XP was a very hot seller on the home user and SoHo side. When XP came out, I couldn't keep up with the upgrade demand -- and that was without actually marketing XP upgrades other than with a few lines on my Web site. XP had a familiar interface, but considerable improvements in functionality and vast improvements in stability, memory management, and security. Most of my XP upgrades were consumer-initiated because they were sick of the instability issues with 98 (or even worse, WinMe).
Business users, however, held back from XP for quite some time because of considerable application incompatibility issues and the lack of any functionality improvements that they cared about. Many of the differences between Win2K and WinXP had to do with sorting out problems with VxDs and other issues related to upgrading from legacy 9x systems to a system based on an NT kernel, and business users couldn't care less about any of that. Win2K was stable, solid, fast, and ran their applications nicely. They had no need of XP.
So again, home users who had been stuck with the obsolete and increasingly unstable Win9x (or the bastardized WinMe) flocked in droves to XP because it represented a vast improvement in stability, with little or no functionality loss, and a consistent interface that was only slightly different from what they were used to. But business users, for whom there was little improvement and some headaches, held off upgrading.

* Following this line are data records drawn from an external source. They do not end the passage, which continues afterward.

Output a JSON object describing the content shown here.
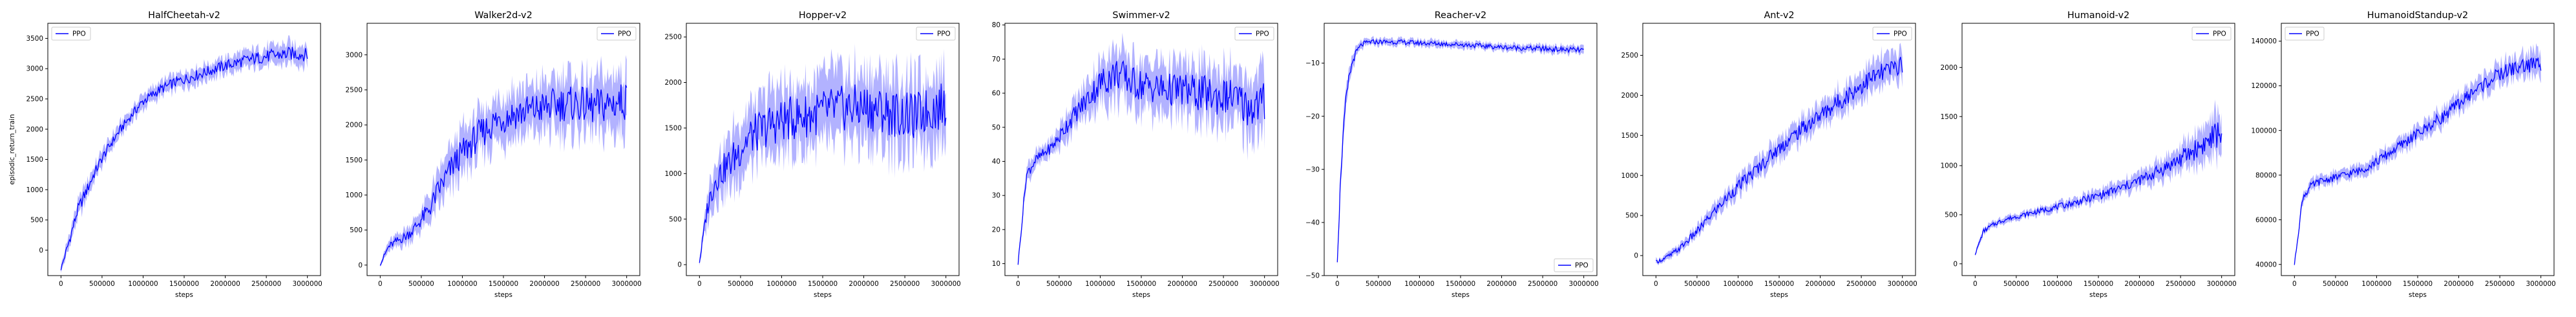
{
  "colors": {
    "line": "#0000ff",
    "band": "#0000ff",
    "axes": "#000000",
    "background": "#ffffff"
  },
  "chart_data": [
    {
      "type": "line",
      "title": "HalfCheetah-v2",
      "xlabel": "steps",
      "ylabel": "episodic_return_train",
      "xlim": [
        -160000,
        3160000
      ],
      "ylim": [
        -420,
        3750
      ],
      "xticks": [
        0,
        500000,
        1000000,
        1500000,
        2000000,
        2500000,
        3000000
      ],
      "xtick_labels": [
        "0",
        "500000",
        "1000000",
        "1500000",
        "2000000",
        "2500000",
        "3000000"
      ],
      "yticks": [
        0,
        500,
        1000,
        1500,
        2000,
        2500,
        3000,
        3500
      ],
      "ytick_labels": [
        "0",
        "500",
        "1000",
        "1500",
        "2000",
        "2500",
        "3000",
        "3500"
      ],
      "legend_position": "upper-left",
      "series": [
        {
          "name": "PPO",
          "x": [
            0,
            100000,
            200000,
            300000,
            400000,
            500000,
            600000,
            700000,
            800000,
            900000,
            1000000,
            1200000,
            1400000,
            1600000,
            1800000,
            2000000,
            2200000,
            2400000,
            2600000,
            2800000,
            3000000
          ],
          "y": [
            -310,
            150,
            650,
            950,
            1250,
            1520,
            1740,
            1950,
            2130,
            2300,
            2460,
            2650,
            2780,
            2870,
            2960,
            3050,
            3120,
            3180,
            3220,
            3250,
            3230
          ],
          "band": [
            60,
            150,
            180,
            180,
            160,
            150,
            140,
            140,
            140,
            140,
            150,
            150,
            160,
            160,
            160,
            170,
            180,
            190,
            200,
            210,
            200
          ]
        }
      ]
    },
    {
      "type": "line",
      "title": "Walker2d-v2",
      "xlabel": "steps",
      "xlim": [
        -160000,
        3160000
      ],
      "ylim": [
        -150,
        3450
      ],
      "xticks": [
        0,
        500000,
        1000000,
        1500000,
        2000000,
        2500000,
        3000000
      ],
      "xtick_labels": [
        "0",
        "500000",
        "1000000",
        "1500000",
        "2000000",
        "2500000",
        "3000000"
      ],
      "yticks": [
        0,
        500,
        1000,
        1500,
        2000,
        2500,
        3000
      ],
      "ytick_labels": [
        "0",
        "500",
        "1000",
        "1500",
        "2000",
        "2500",
        "3000"
      ],
      "legend_position": "upper-right",
      "series": [
        {
          "name": "PPO",
          "x": [
            0,
            100000,
            200000,
            300000,
            400000,
            500000,
            600000,
            700000,
            800000,
            900000,
            1000000,
            1200000,
            1400000,
            1600000,
            1800000,
            2000000,
            2200000,
            2400000,
            2600000,
            2800000,
            3000000
          ],
          "y": [
            10,
            260,
            340,
            400,
            500,
            650,
            800,
            1050,
            1250,
            1450,
            1600,
            1850,
            2050,
            2150,
            2200,
            2250,
            2300,
            2300,
            2250,
            2300,
            2350
          ],
          "band": [
            30,
            90,
            110,
            130,
            160,
            200,
            250,
            300,
            330,
            360,
            380,
            400,
            420,
            430,
            440,
            450,
            460,
            470,
            480,
            490,
            500
          ]
        }
      ]
    },
    {
      "type": "line",
      "title": "Hopper-v2",
      "xlabel": "steps",
      "xlim": [
        -160000,
        3160000
      ],
      "ylim": [
        -120,
        2650
      ],
      "xticks": [
        0,
        500000,
        1000000,
        1500000,
        2000000,
        2500000,
        3000000
      ],
      "xtick_labels": [
        "0",
        "500000",
        "1000000",
        "1500000",
        "2000000",
        "2500000",
        "3000000"
      ],
      "yticks": [
        0,
        500,
        1000,
        1500,
        2000,
        2500
      ],
      "ytick_labels": [
        "0",
        "500",
        "1000",
        "1500",
        "2000",
        "2500"
      ],
      "legend_position": "upper-right",
      "series": [
        {
          "name": "PPO",
          "x": [
            0,
            100000,
            200000,
            300000,
            400000,
            500000,
            600000,
            700000,
            800000,
            900000,
            1000000,
            1200000,
            1400000,
            1600000,
            1800000,
            2000000,
            2200000,
            2400000,
            2600000,
            2800000,
            3000000
          ],
          "y": [
            30,
            650,
            950,
            1050,
            1150,
            1280,
            1400,
            1450,
            1500,
            1550,
            1580,
            1620,
            1650,
            1700,
            1720,
            1730,
            1700,
            1650,
            1620,
            1700,
            1750
          ],
          "band": [
            40,
            200,
            280,
            320,
            360,
            380,
            400,
            400,
            420,
            430,
            440,
            450,
            450,
            460,
            460,
            470,
            470,
            470,
            470,
            470,
            480
          ]
        }
      ]
    },
    {
      "type": "line",
      "title": "Swimmer-v2",
      "xlabel": "steps",
      "xlim": [
        -160000,
        3160000
      ],
      "ylim": [
        6.5,
        80.5
      ],
      "xticks": [
        0,
        500000,
        1000000,
        1500000,
        2000000,
        2500000,
        3000000
      ],
      "xtick_labels": [
        "0",
        "500000",
        "1000000",
        "1500000",
        "2000000",
        "2500000",
        "3000000"
      ],
      "yticks": [
        10,
        20,
        30,
        40,
        50,
        60,
        70,
        80
      ],
      "ytick_labels": [
        "10",
        "20",
        "30",
        "40",
        "50",
        "60",
        "70",
        "80"
      ],
      "legend_position": "upper-right",
      "series": [
        {
          "name": "PPO",
          "x": [
            0,
            100000,
            200000,
            300000,
            400000,
            500000,
            600000,
            700000,
            800000,
            900000,
            1000000,
            1200000,
            1400000,
            1600000,
            1800000,
            2000000,
            2200000,
            2400000,
            2600000,
            2800000,
            3000000
          ],
          "y": [
            10,
            36,
            40,
            42,
            44,
            47,
            51,
            54,
            57,
            60,
            63,
            66,
            63,
            62,
            61,
            61,
            60,
            59,
            59,
            56,
            57
          ],
          "band": [
            1,
            3,
            3,
            3,
            3,
            4,
            5,
            5,
            6,
            7,
            8,
            9,
            9,
            9,
            9,
            9,
            10,
            10,
            10,
            11,
            12
          ]
        }
      ]
    },
    {
      "type": "line",
      "title": "Reacher-v2",
      "xlabel": "steps",
      "xlim": [
        -160000,
        3160000
      ],
      "ylim": [
        -50,
        -2.5
      ],
      "xticks": [
        0,
        500000,
        1000000,
        1500000,
        2000000,
        2500000,
        3000000
      ],
      "xtick_labels": [
        "0",
        "500000",
        "1000000",
        "1500000",
        "2000000",
        "2500000",
        "3000000"
      ],
      "yticks": [
        -50,
        -40,
        -30,
        -20,
        -10
      ],
      "ytick_labels": [
        "−50",
        "−40",
        "−30",
        "−20",
        "−10"
      ],
      "legend_position": "lower-right",
      "series": [
        {
          "name": "PPO",
          "x": [
            0,
            50000,
            100000,
            150000,
            200000,
            250000,
            300000,
            400000,
            500000,
            700000,
            1000000,
            1500000,
            2000000,
            2500000,
            3000000
          ],
          "y": [
            -47,
            -28,
            -18,
            -12,
            -9,
            -7.5,
            -6.5,
            -6,
            -6,
            -6,
            -6.2,
            -6.5,
            -7,
            -7.3,
            -7.6
          ],
          "band": [
            1,
            3,
            2.5,
            2,
            1.5,
            1.2,
            1,
            0.8,
            0.8,
            0.8,
            0.8,
            0.8,
            0.8,
            0.9,
            1
          ]
        }
      ]
    },
    {
      "type": "line",
      "title": "Ant-v2",
      "xlabel": "steps",
      "xlim": [
        -160000,
        3160000
      ],
      "ylim": [
        -250,
        2900
      ],
      "xticks": [
        0,
        500000,
        1000000,
        1500000,
        2000000,
        2500000,
        3000000
      ],
      "xtick_labels": [
        "0",
        "500000",
        "1000000",
        "1500000",
        "2000000",
        "2500000",
        "3000000"
      ],
      "yticks": [
        0,
        500,
        1000,
        1500,
        2000,
        2500
      ],
      "ytick_labels": [
        "0",
        "500",
        "1000",
        "1500",
        "2000",
        "2500"
      ],
      "legend_position": "upper-right",
      "series": [
        {
          "name": "PPO",
          "x": [
            0,
            100000,
            200000,
            300000,
            400000,
            500000,
            600000,
            700000,
            800000,
            900000,
            1000000,
            1200000,
            1400000,
            1600000,
            1800000,
            2000000,
            2200000,
            2400000,
            2600000,
            2800000,
            3000000
          ],
          "y": [
            -80,
            -40,
            20,
            100,
            200,
            300,
            420,
            540,
            650,
            760,
            860,
            1050,
            1250,
            1430,
            1600,
            1750,
            1900,
            2050,
            2200,
            2300,
            2400
          ],
          "band": [
            40,
            50,
            60,
            70,
            80,
            90,
            100,
            110,
            120,
            130,
            140,
            150,
            160,
            170,
            180,
            190,
            200,
            210,
            220,
            230,
            240
          ]
        }
      ]
    },
    {
      "type": "line",
      "title": "Humanoid-v2",
      "xlabel": "steps",
      "xlim": [
        -160000,
        3160000
      ],
      "ylim": [
        -120,
        2450
      ],
      "xticks": [
        0,
        500000,
        1000000,
        1500000,
        2000000,
        2500000,
        3000000
      ],
      "xtick_labels": [
        "0",
        "500000",
        "1000000",
        "1500000",
        "2000000",
        "2500000",
        "3000000"
      ],
      "yticks": [
        0,
        500,
        1000,
        1500,
        2000
      ],
      "ytick_labels": [
        "0",
        "500",
        "1000",
        "1500",
        "2000"
      ],
      "legend_position": "upper-right",
      "series": [
        {
          "name": "PPO",
          "x": [
            0,
            100000,
            200000,
            300000,
            400000,
            500000,
            600000,
            700000,
            800000,
            900000,
            1000000,
            1200000,
            1400000,
            1600000,
            1800000,
            2000000,
            2200000,
            2400000,
            2600000,
            2800000,
            3000000
          ],
          "y": [
            100,
            330,
            390,
            430,
            460,
            480,
            500,
            520,
            540,
            560,
            580,
            620,
            670,
            720,
            780,
            850,
            930,
            1020,
            1120,
            1230,
            1350
          ],
          "band": [
            20,
            40,
            40,
            40,
            40,
            40,
            45,
            45,
            50,
            50,
            55,
            60,
            70,
            80,
            90,
            100,
            120,
            150,
            180,
            220,
            280
          ]
        }
      ]
    },
    {
      "type": "line",
      "title": "HumanoidStandup-v2",
      "xlabel": "steps",
      "xlim": [
        -160000,
        3160000
      ],
      "ylim": [
        35000,
        148000
      ],
      "xticks": [
        0,
        500000,
        1000000,
        1500000,
        2000000,
        2500000,
        3000000
      ],
      "xtick_labels": [
        "0",
        "500000",
        "1000000",
        "1500000",
        "2000000",
        "2500000",
        "3000000"
      ],
      "yticks": [
        40000,
        60000,
        80000,
        100000,
        120000,
        140000
      ],
      "ytick_labels": [
        "40000",
        "60000",
        "80000",
        "100000",
        "120000",
        "140000"
      ],
      "legend_position": "upper-left",
      "series": [
        {
          "name": "PPO",
          "x": [
            0,
            100000,
            200000,
            300000,
            400000,
            500000,
            600000,
            700000,
            800000,
            900000,
            1000000,
            1200000,
            1400000,
            1600000,
            1800000,
            2000000,
            2200000,
            2400000,
            2600000,
            2800000,
            3000000
          ],
          "y": [
            40000,
            70000,
            75000,
            77000,
            78000,
            79000,
            80000,
            81000,
            82000,
            84000,
            86000,
            91000,
            96000,
            101000,
            106000,
            112000,
            118000,
            123000,
            127000,
            129000,
            130000
          ],
          "band": [
            1000,
            3000,
            3000,
            3000,
            3000,
            3000,
            3000,
            3500,
            3500,
            3500,
            4000,
            4000,
            4500,
            4500,
            5000,
            5000,
            5500,
            6000,
            6000,
            6500,
            7000
          ]
        }
      ]
    }
  ]
}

And then there was Vista, which in its original release combined some stability issues and application compatibility problems (many related to UAC) with little in the way of improvements that users actually cared about. It also sported more changes to the interface than users felt like accepting, and therefore it rapidly faded away into history, with users actively avoiding it, and in fact paying extra for downgrades.
And then came Win7, which implemented what was very good about Vista -- but perfected -- and also had many under-the-hood improvements that users could feel more than understand. It was very well-accepted by home users (many of whom had tried Vista and paid to get it gone from their machines), and reasonably well-accepted by most business users (except those who were using ancient applications) because they did understand the improvements; and barring any hardware or application compatibility problems, the upgrade and learning curves were shallow.
And now there's Win8 -- an outstanding OS under the hood, but whose improvements, quite frankly, are not as apparent to users as they are to geeks who study such things. Furthermore, it comes with an interface that many people hate, and which will result in some re-learning and temporary productivity loss on the corporate side (which businesses hate). Its most noticeable improvements are that it makes your computer look like a phone -- not something that the corporate world has been loudly clamoring for -- and that it's optimized for touch screens, which people either like or don't, depending mainly upon how they use their computers. It also follows Win7, which is an excellent OS; so there's no rush to be rid of it.
So viewed in the historical context, it's not at all surprising that Win8 sales have been lackluster. It offers few improvements that most people care about (much less understand), and comes at the cost of re-learning and productivity loss for many users. And really, that's a shame, because under the hood, it's probably the best OS Microsoft has ever released. It deserves more respect.